Asıl ismi Hans-Georg Kern olan sanatçı 1938 senesinde Almanya’nın Deutschbaselitz kentinde dünyaya geliyor. Günümüzde bilinen ismi George Baselitz’i, doğduğu şehre olan aidiyetinin bir sembolü olarak 1961 senesinde kendine seçiyor. Çocukluğunun savaş sonrası döneme denk gelmesi nedeniyle savaş ve savaşın insan hayatı üzerindeki etkileri Baselitz’in sanatında sıkça irdelediği meseleler arasında yer alıyor.

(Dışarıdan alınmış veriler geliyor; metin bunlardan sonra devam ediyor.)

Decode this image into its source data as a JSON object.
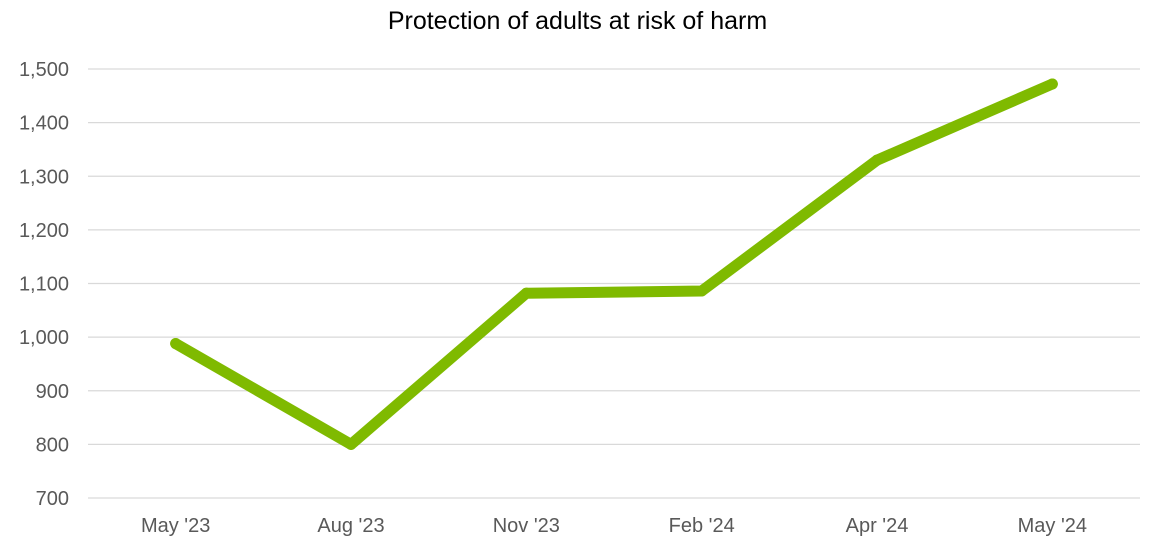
{
  "chart_data": {
    "type": "line",
    "title": "Protection of adults at risk of harm",
    "xlabel": "",
    "ylabel": "",
    "categories": [
      "May '23",
      "Aug '23",
      "Nov '23",
      "Feb '24",
      "Apr '24",
      "May '24"
    ],
    "series": [
      {
        "values": [
          988,
          800,
          1082,
          1086,
          1330,
          1472
        ]
      }
    ],
    "ylim": [
      700,
      1500
    ],
    "yticks": [
      700,
      800,
      900,
      1000,
      1100,
      1200,
      1300,
      1400,
      1500
    ],
    "ytick_labels": [
      "700",
      "800",
      "900",
      "1,000",
      "1,100",
      "1,200",
      "1,300",
      "1,400",
      "1,500"
    ],
    "grid": "horizontal",
    "legend": "none",
    "colors": {
      "line": "#7fba00",
      "grid": "#d9d9d9",
      "axis_text": "#595959",
      "title": "#000000"
    }
  }
}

Baselitz deyince ilk akla gelen nedir dendiğinde ise cevap kesin ve net olarak başaşağı duran resimleri. Müzeye girer girmez ziyaretçileri karşılayan da dört metre yüksekliğinde altı metre genişliğinde ayakları tepede başı aşağıda iki vucüdun resmedildiği dev bir resim oluyor. Fuarlarda görülenlerin en azından iki misli olan bu resme tanıklık etmek serginin gerisinde de yalnızca en özel eselerin yer aldığının ipucunu veriyor.
Küratör Martin Schwander sergiyi Baselitz ile birlikte hazırladıklarını söylüyor. Sanatçının neredeyse 60 senelik kariyerinin temel taşı niteliğindeki eserlerini hem Amerika hem Avrupa’da bulunan pek çok koleksiyon ve müzeden toparlamak oldukça uzun bir vakit almış. Sonunda ortaya çıkan ise bu hummalı çalışmayı yansıtmayacak şekilde kolaylıkla gezilip anlaşılabilen bir sergi olmuş.

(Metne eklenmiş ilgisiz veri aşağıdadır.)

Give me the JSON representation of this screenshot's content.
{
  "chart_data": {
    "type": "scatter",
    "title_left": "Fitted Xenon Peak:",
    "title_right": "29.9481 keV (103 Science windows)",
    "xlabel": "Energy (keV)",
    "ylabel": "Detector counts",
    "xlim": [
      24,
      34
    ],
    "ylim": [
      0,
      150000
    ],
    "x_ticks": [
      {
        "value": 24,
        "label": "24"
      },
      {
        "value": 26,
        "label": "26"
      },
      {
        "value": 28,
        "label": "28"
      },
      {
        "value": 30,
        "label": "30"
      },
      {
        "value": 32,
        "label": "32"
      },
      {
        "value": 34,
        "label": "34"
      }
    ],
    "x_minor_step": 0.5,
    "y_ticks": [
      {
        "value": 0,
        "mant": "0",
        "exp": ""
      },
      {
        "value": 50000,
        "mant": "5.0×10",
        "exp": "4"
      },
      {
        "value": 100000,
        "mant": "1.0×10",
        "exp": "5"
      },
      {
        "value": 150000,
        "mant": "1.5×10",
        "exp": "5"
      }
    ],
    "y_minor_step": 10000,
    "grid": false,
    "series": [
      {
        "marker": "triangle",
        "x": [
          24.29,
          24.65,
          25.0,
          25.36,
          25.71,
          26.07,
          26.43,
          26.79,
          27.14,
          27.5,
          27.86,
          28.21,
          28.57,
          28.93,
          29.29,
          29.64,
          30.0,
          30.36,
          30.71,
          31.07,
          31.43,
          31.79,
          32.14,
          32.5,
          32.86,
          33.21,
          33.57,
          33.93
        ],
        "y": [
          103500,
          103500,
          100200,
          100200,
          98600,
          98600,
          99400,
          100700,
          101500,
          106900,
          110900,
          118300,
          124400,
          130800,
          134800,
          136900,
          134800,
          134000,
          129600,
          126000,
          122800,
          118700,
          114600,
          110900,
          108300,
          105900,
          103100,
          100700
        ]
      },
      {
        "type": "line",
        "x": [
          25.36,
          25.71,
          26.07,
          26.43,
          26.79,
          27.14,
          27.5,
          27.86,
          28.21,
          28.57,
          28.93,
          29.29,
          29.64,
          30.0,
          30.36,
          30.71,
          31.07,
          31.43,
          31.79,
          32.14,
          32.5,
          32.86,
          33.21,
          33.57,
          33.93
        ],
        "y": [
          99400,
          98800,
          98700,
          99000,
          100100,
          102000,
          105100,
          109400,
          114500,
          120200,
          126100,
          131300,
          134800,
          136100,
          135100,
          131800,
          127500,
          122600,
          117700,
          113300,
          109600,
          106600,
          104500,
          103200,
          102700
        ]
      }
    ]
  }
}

1960’lı yıllardaki resimlerinin olduğu ilk odadan itibaren serginin tümü kronolojik bir sırayı takip ediyor. Bu odadaki figürler henüz daha kafalarının değil ayaklarının üzerlerinde duruyorlar. Son dönem eserlerinden renk seçimi ve boyama biçimi açısından farklı olan figüratif resimlerin yanı sıra manzara resimleri de bu bölümde yer alıyor. Sanatçının ilk dönemlerinin en belirgin serisi ise “Kahramanlar”, yani “Heroes”. Geçen sene Guggenheim Müzesi’nde sergilenen bu seri, Baselitz’in çocukluğunda doğduğu köyde tecrübe ettiği İkinci Dünya Savaşı bombalamalarını konu alıyor ve tema itibariyle Baselitz’in sonraki dönem eserlerinin de temelini oluşturuyor.

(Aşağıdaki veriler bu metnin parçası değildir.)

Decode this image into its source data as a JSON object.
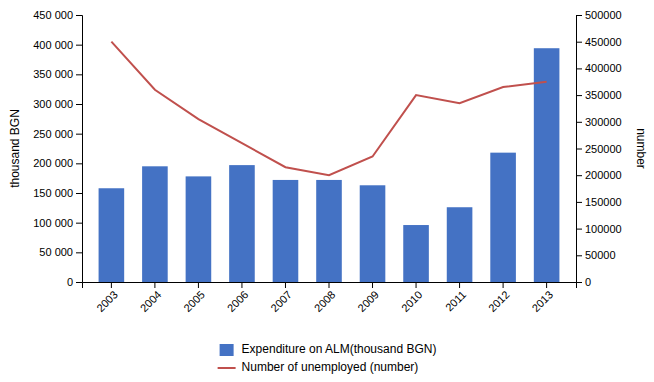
{
  "chart_data": {
    "type": "bar",
    "categories": [
      "2003",
      "2004",
      "2005",
      "2006",
      "2007",
      "2008",
      "2009",
      "2010",
      "2011",
      "2012",
      "2013"
    ],
    "series": [
      {
        "name": "Expenditure on ALM(thousand BGN)",
        "type": "bar",
        "color": "#4472C4",
        "values": [
          158000,
          195000,
          178000,
          197000,
          172000,
          172000,
          163000,
          96000,
          126000,
          218000,
          394000
        ]
      },
      {
        "name": "Number of unemployed (number)",
        "type": "line",
        "color": "#C0504D",
        "axis": "y2",
        "values": [
          450000,
          360000,
          305000,
          260000,
          215000,
          200000,
          235000,
          350000,
          335000,
          365000,
          375000
        ]
      }
    ],
    "ylabel": "thousand BGN",
    "y2label": "number",
    "ylim": [
      0,
      450000
    ],
    "yticks": [
      0,
      {
        "value": 50000,
        "label": "50 000"
      },
      {
        "value": 100000,
        "label": "100 000"
      },
      {
        "value": 150000,
        "label": "150 000"
      },
      {
        "value": 200000,
        "label": "200 000"
      },
      {
        "value": 250000,
        "label": "250 000"
      },
      {
        "value": 300000,
        "label": "300 000"
      },
      {
        "value": 350000,
        "label": "350 000"
      },
      {
        "value": 400000,
        "label": "400 000"
      },
      {
        "value": 450000,
        "label": "450 000"
      }
    ],
    "y2lim": [
      0,
      500000
    ],
    "y2ticks": [
      0,
      50000,
      100000,
      150000,
      200000,
      250000,
      300000,
      350000,
      400000,
      450000,
      500000
    ],
    "grid": false,
    "legend": "bottom"
  }
}
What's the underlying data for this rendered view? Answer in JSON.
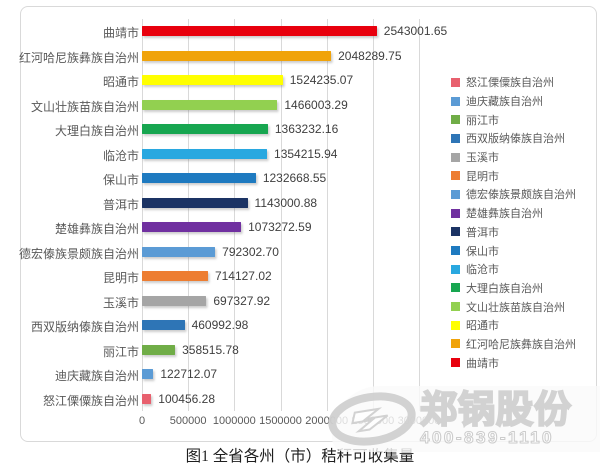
{
  "caption": "图1 全省各州（市）秸秆可收集量",
  "watermark": {
    "brand": "郑锅股份",
    "phone": "400-839-1110",
    "logo": "zg-ellipse-swoosh"
  },
  "colors": {
    "grid": "#d9d9d9",
    "tick_text": "#595959",
    "category_text": "#595959",
    "value_text": "#3f3f3f"
  },
  "chart_data": {
    "type": "bar",
    "orientation": "horizontal",
    "title": "图1 全省各州（市）秸秆可收集量",
    "xlabel": "",
    "ylabel": "",
    "grid": true,
    "legend_position": "right",
    "xlim": [
      0,
      3000000
    ],
    "x_ticks": [
      "0",
      "500000",
      "1000000",
      "1500000",
      "2000000",
      "2500000",
      "3000000"
    ],
    "categories": [
      "曲靖市",
      "红河哈尼族彝族自治州",
      "昭通市",
      "文山壮族苗族自治州",
      "大理白族自治州",
      "临沧市",
      "保山市",
      "普洱市",
      "楚雄彝族自治州",
      "德宏傣族景颇族自治州",
      "昆明市",
      "玉溪市",
      "西双版纳傣族自治州",
      "丽江市",
      "迪庆藏族自治州",
      "怒江傈僳族自治州"
    ],
    "values": [
      2543001.65,
      2048289.75,
      1524235.07,
      1466003.29,
      1363232.16,
      1354215.94,
      1232668.55,
      1143000.88,
      1073272.59,
      792302.7,
      714127.02,
      697327.92,
      460992.98,
      358515.78,
      122712.07,
      100456.28
    ],
    "value_labels": [
      "2543001.65",
      "2048289.75",
      "1524235.07",
      "1466003.29",
      "1363232.16",
      "1354215.94",
      "1232668.55",
      "1143000.88",
      "1073272.59",
      "792302.70",
      "714127.02",
      "697327.92",
      "460992.98",
      "358515.78",
      "122712.07",
      "100456.28"
    ],
    "bar_colors": [
      "#e8000d",
      "#f0a30a",
      "#ffff00",
      "#92d050",
      "#17a650",
      "#29a8e0",
      "#1e7ac0",
      "#1b3364",
      "#7030a0",
      "#5b9bd5",
      "#ed7d31",
      "#a5a5a5",
      "#2e75b6",
      "#70ad47",
      "#5b9bd5",
      "#e8606e"
    ],
    "legend": [
      "怒江傈僳族自治州",
      "迪庆藏族自治州",
      "丽江市",
      "西双版纳傣族自治州",
      "玉溪市",
      "昆明市",
      "德宏傣族景颇族自治州",
      "楚雄彝族自治州",
      "普洱市",
      "保山市",
      "临沧市",
      "大理白族自治州",
      "文山壮族苗族自治州",
      "昭通市",
      "红河哈尼族彝族自治州",
      "曲靖市"
    ]
  }
}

1970’li yıllarda parmak boyası tekniği denemelerine başlayan sanatçının bu dönemde ürettiği en başlıca eserlerinden biri sıradaki odada karşımıza çıkıyor. Bu eserin ismi olan “Finger Painting–Eagle / Parmak Boyası–Kartal” hem üretim tekniğini hem de motifini açıklar nitelikte. Sanatçının parmak ve ellerinin tabanını fırçanın yerine kullanarak yaptığı eser dizisi daha sonra “Parmak Boyamaları” olarak adlandırılıyor. “Kartal” ise bu eserler arasında en dikkat çekenlerden biri ve serginin de kapak resmi. Genelde güç ve cesaretin sembolü olan kartal Amerika dahil pek çok ülkenin de ulusal sembolü. 1972 tarihli bu resmin bir başka önemi daha var. O da Baselitz’in başaşşağı resimlerinin ilk örneklerinden birisi olması. Bu dizi resimle ilgili en çok merak edilen ise Baselitz’in onları ne şekilde resmettiği. Sanıldığının aksine sanatçı bu motifleri önce düz olarak resmedip sonradan ters çevirmiyor, başından itibaren ters olarak resmediyor. Bu da resimde görsel olarak algılanabilir bir fark yaratıyor. Sonuç mu? İki metre elli santim büyüklüğünde ters bir dev kartalla karşılaşınca ne hissedilebilirse o: huzursuz bir şaşkınlık.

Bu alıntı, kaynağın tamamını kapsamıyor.